NDPS Act: how to keep a narcotics register that survives inspection
The NDPS Act 1985 requires a tamper-evident narcotics register. Here's what inspectors check and how a digital register meets the standard.
The NDPS Act 1985 requires every hospital that handles controlled substances to maintain a register of receipt, issue and balance. The State Drugs Controller can inspect this register at any time.
What inspectors check: every receipt has a source (supplier, batch, quantity, date). Every issue has a destination (patient, prescription, prescribing doctor, quantity, date). The balance at any point equals receipts minus issues. Corrections are noted, not overwritten.
Paper registers fail in predictable ways: entries are backdated, balances don't reconcile, pages are missing, and the register is "with the pharmacist who is on leave." A digital register eliminates most of these failure modes — if it's built correctly.

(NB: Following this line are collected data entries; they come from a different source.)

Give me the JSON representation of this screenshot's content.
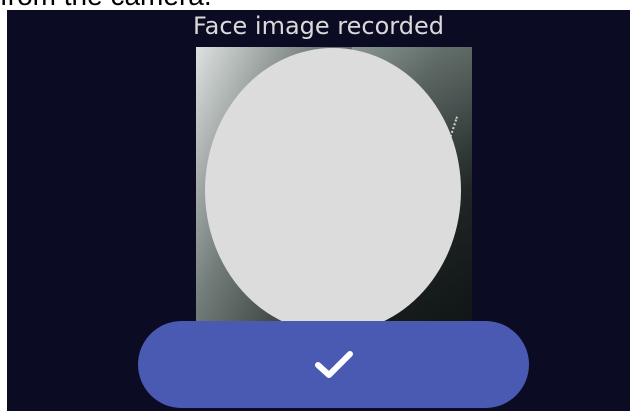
{
  "page_caption": "from the camera.",
  "screen": {
    "title": "Face image recorded",
    "confirm_button": {
      "icon": "check-icon"
    }
  },
  "colors": {
    "screen_background": "#0b0c24",
    "title_text": "#d9d9d9",
    "face_mask": "#dcdcdc",
    "button_accent": "#4a5ab3",
    "check_icon": "#ffffff"
  }
}
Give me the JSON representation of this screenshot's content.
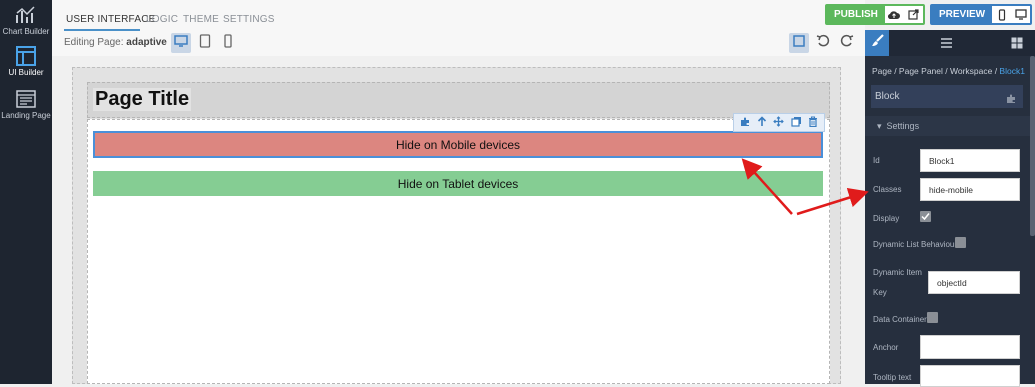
{
  "leftnav": {
    "items": [
      {
        "label": "Chart Builder",
        "icon": "chart-icon"
      },
      {
        "label": "UI Builder",
        "icon": "layout-icon"
      },
      {
        "label": "Landing Page",
        "icon": "landing-page-icon"
      }
    ]
  },
  "topbar": {
    "tabs": [
      {
        "label": "USER INTERFACE"
      },
      {
        "label": "LOGIC"
      },
      {
        "label": "THEME"
      },
      {
        "label": "SETTINGS"
      }
    ],
    "editing_prefix": "Editing Page:",
    "editing_page": "adaptive",
    "publish_label": "PUBLISH",
    "preview_label": "PREVIEW"
  },
  "canvas": {
    "page_title": "Page Title",
    "block1_text": "Hide on Mobile devices",
    "block2_text": "Hide on Tablet devices"
  },
  "panel": {
    "crumb": {
      "base": "Page / Page Panel / Workspace / ",
      "current": "Block1"
    },
    "component": "Block",
    "section": "Settings",
    "fields": {
      "id_label": "Id",
      "id_value": "Block1",
      "classes_label": "Classes",
      "classes_value": "hide-mobile",
      "display_label": "Display",
      "dynamic_list_label": "Dynamic List Behaviour",
      "dynamic_item_key_label_1": "Dynamic Item",
      "dynamic_item_key_label_2": "Key",
      "dynamic_item_key_value": "objectId",
      "data_container_label": "Data Container",
      "anchor_label": "Anchor",
      "tooltip_label": "Tooltip text"
    },
    "display_checked": true,
    "dynamic_list_checked": false,
    "data_container_checked": false
  },
  "colors": {
    "accent_blue": "#3a7dc0",
    "publish_green": "#5cb85c",
    "mobile_block": "#dc8680",
    "tablet_block": "#85cd93",
    "annotation_arrow": "#e01b1b"
  }
}
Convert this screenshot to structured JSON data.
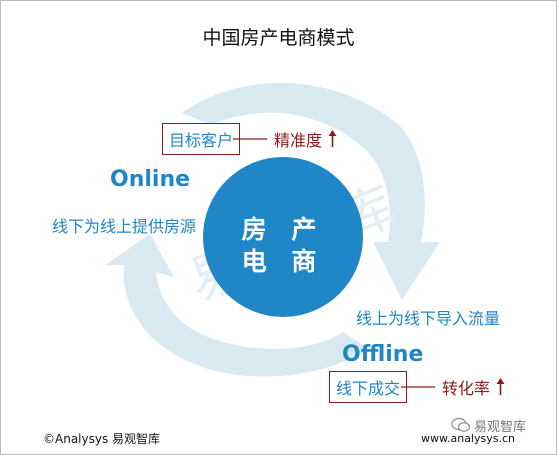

A correct digital narcotics register is append-only. No entry can be deleted or edited after save. Corrections are new entries with a reason field. Every entry records the user, timestamp and IP. The balance is computed, not manually entered. The register can be printed or exported for inspection in the format the inspector expects.
OneCity's pharmacy module maintains this register for every substance flagged as NDPS. Receipt entries link to GRN and supplier. Issue entries link to the patient prescription and prescribing doctor (by NMC registration number). The balance reconciles automatically. Export produces the register format inspectors recognise.
The register is only as good as the dispensing workflow. If the pharmacist can dispense a controlled substance without recording it in the register, the register is fiction. OneCity ties dispensing to the register — you can't issue without the entry.